PCI compliance is following a set of guidelines designed to protect customer credit card and debit card information. The guidelines apply to merchants and anyone handling customer credit card information.
In September 2006, the major credit card companies, VISA, Master Card, American Express, Discover, and JCB, created an independent body called the Payment Card Industry Security Standards Council to address the changes that were happening so quickly in the payment card industry, improve security, and protect customer information.
The Council came up with the Payment Card Industry Data Security Standards, a set of rules that applies to all companies that handle, accept, process, or have any contact with customer payment card information. In all, there are 12 standards divided into 220 sub-standards that are grouped into six groups. The standards require these companies to maintain a secure environment and store data on a secure server. Companies using the internet must choose a PCI compliant host.
In addition to administering and updating the PCI standards, the PCI SSC has been vocal in supporting the move toward payment cards with encrypted chips for storing customer data. The old method of using magnetic strips did not encrypt data and made it easy for cyberthieves to skim the data and encode it onto new cards that pass validation checks. The new chips are harder to read and much harder to duplicate. The Council has also established standards for wireless LAN and cloud-based transactions.
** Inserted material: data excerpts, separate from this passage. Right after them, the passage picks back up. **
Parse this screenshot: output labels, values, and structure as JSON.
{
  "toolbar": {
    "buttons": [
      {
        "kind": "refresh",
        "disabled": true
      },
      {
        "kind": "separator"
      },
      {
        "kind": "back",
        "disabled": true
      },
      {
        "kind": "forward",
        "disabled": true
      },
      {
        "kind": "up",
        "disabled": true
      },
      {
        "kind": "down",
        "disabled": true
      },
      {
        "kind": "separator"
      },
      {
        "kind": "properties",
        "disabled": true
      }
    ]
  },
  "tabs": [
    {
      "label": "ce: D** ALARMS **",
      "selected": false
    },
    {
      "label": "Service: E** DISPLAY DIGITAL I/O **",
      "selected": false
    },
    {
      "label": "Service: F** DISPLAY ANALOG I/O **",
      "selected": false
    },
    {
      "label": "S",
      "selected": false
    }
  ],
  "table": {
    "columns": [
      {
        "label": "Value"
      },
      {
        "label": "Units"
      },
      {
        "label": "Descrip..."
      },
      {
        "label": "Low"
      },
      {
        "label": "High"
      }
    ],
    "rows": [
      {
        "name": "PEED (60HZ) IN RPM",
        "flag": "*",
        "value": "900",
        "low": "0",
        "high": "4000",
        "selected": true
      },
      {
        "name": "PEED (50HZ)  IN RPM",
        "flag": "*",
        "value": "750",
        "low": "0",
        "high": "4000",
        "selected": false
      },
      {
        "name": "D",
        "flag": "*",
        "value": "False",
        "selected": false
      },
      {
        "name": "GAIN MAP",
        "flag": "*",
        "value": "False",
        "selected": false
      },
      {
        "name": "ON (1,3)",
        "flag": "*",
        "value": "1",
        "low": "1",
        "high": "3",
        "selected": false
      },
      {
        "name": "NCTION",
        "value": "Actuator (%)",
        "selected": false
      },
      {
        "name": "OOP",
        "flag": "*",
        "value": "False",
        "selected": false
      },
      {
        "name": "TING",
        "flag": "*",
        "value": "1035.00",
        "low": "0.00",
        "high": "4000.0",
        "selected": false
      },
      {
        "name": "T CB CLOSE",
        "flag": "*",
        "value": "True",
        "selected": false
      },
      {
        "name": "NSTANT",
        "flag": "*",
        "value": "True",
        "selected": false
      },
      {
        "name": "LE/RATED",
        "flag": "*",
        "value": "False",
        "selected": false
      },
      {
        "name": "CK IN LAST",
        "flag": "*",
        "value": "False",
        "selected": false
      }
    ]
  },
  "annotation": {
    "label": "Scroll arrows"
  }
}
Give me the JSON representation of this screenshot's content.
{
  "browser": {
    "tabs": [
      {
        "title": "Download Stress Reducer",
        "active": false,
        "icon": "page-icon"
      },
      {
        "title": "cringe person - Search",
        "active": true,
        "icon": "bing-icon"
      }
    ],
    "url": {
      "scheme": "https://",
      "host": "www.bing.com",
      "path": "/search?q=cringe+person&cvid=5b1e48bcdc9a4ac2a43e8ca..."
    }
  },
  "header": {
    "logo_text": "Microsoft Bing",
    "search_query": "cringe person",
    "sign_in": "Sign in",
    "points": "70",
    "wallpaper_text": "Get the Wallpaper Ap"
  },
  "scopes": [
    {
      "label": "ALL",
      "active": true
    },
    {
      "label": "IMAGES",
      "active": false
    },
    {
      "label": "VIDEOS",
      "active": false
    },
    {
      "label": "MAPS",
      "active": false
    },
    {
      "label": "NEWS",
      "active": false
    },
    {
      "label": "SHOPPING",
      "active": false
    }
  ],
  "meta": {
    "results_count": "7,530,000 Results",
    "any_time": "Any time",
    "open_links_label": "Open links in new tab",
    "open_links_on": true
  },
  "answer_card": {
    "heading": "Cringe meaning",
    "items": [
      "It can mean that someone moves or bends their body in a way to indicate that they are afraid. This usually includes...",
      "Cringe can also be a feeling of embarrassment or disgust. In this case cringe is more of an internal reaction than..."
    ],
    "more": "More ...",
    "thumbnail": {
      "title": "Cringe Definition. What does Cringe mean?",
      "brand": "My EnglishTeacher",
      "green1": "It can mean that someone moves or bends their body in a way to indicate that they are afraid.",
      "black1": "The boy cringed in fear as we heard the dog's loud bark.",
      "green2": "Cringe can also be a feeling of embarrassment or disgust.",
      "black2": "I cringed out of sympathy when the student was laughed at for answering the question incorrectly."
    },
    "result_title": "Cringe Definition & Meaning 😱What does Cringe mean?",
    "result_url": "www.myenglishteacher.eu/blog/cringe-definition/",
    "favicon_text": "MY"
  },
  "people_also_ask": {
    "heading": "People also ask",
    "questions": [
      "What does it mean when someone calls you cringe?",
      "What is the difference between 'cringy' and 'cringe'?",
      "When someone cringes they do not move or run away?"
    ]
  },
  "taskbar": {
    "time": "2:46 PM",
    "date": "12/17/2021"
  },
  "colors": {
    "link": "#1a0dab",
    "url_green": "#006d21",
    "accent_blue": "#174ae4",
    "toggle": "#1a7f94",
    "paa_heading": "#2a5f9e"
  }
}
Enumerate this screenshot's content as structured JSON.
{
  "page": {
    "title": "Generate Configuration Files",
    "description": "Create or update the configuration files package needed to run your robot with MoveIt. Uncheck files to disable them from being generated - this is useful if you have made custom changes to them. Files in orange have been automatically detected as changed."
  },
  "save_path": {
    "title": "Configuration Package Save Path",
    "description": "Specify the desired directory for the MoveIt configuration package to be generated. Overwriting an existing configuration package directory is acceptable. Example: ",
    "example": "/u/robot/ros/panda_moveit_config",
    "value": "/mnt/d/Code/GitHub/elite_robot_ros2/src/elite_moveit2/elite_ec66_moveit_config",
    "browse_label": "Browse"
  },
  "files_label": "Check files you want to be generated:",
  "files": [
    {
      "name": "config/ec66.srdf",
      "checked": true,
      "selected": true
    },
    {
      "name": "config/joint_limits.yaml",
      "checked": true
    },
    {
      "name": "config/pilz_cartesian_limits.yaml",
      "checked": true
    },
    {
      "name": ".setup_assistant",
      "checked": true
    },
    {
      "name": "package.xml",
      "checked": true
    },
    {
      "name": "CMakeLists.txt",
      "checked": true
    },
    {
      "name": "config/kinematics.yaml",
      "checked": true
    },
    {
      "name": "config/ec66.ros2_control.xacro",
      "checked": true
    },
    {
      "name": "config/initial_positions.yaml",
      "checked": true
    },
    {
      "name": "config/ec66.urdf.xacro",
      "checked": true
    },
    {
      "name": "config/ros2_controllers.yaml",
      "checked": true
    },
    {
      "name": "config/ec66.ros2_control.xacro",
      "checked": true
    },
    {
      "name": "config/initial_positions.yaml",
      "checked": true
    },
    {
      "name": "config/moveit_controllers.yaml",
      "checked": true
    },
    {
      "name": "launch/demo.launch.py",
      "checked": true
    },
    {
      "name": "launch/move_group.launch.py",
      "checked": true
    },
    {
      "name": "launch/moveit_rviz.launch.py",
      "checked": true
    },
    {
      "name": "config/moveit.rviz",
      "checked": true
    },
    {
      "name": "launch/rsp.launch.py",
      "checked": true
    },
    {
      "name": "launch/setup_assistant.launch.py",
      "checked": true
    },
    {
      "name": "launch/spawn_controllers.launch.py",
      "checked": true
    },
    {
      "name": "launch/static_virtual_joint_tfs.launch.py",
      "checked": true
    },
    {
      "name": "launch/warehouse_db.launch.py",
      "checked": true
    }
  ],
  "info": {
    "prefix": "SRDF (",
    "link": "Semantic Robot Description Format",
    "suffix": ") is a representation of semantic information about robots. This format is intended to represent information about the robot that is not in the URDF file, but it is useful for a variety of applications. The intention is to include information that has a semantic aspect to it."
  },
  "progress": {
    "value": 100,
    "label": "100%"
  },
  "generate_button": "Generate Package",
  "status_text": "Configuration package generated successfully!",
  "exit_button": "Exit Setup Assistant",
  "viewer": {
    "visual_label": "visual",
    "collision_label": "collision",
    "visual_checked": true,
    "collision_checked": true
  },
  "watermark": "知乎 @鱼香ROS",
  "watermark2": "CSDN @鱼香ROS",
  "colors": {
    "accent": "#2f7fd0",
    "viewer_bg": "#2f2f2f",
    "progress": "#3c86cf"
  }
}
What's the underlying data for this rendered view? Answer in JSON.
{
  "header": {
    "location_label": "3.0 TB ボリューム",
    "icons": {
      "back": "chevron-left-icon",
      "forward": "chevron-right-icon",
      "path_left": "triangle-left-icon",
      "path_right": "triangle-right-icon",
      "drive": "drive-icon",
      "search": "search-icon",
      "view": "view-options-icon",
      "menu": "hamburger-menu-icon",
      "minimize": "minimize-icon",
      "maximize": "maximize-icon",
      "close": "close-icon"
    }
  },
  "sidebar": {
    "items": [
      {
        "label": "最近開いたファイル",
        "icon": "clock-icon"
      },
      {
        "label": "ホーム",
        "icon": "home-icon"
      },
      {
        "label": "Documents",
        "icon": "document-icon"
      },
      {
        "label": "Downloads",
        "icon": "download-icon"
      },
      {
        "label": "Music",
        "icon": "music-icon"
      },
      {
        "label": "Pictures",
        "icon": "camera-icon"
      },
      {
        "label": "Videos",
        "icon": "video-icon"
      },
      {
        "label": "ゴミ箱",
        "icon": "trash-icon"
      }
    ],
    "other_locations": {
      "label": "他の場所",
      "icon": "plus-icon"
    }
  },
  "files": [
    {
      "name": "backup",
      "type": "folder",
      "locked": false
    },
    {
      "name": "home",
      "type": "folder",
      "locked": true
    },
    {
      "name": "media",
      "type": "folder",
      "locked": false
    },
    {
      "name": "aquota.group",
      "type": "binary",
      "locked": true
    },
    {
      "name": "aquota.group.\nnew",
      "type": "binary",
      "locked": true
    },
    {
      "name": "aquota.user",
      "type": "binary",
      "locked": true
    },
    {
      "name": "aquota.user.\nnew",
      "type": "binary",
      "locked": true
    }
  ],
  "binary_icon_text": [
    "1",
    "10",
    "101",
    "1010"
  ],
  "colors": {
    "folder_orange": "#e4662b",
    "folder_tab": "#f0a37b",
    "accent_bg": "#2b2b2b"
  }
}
Despite these efforts, security breaches involving major retailers and credit bureaus and the theft of sensitive customer data have led to criticisms of the PCI Council and the standards. Critics charge that some groups of merchants receive preferential treatment, despite these groups having the majority of fraud cases, that the standards are difficult to understand and are unevenly applied, and that the agency is more interested in collecting fines than protecting card information.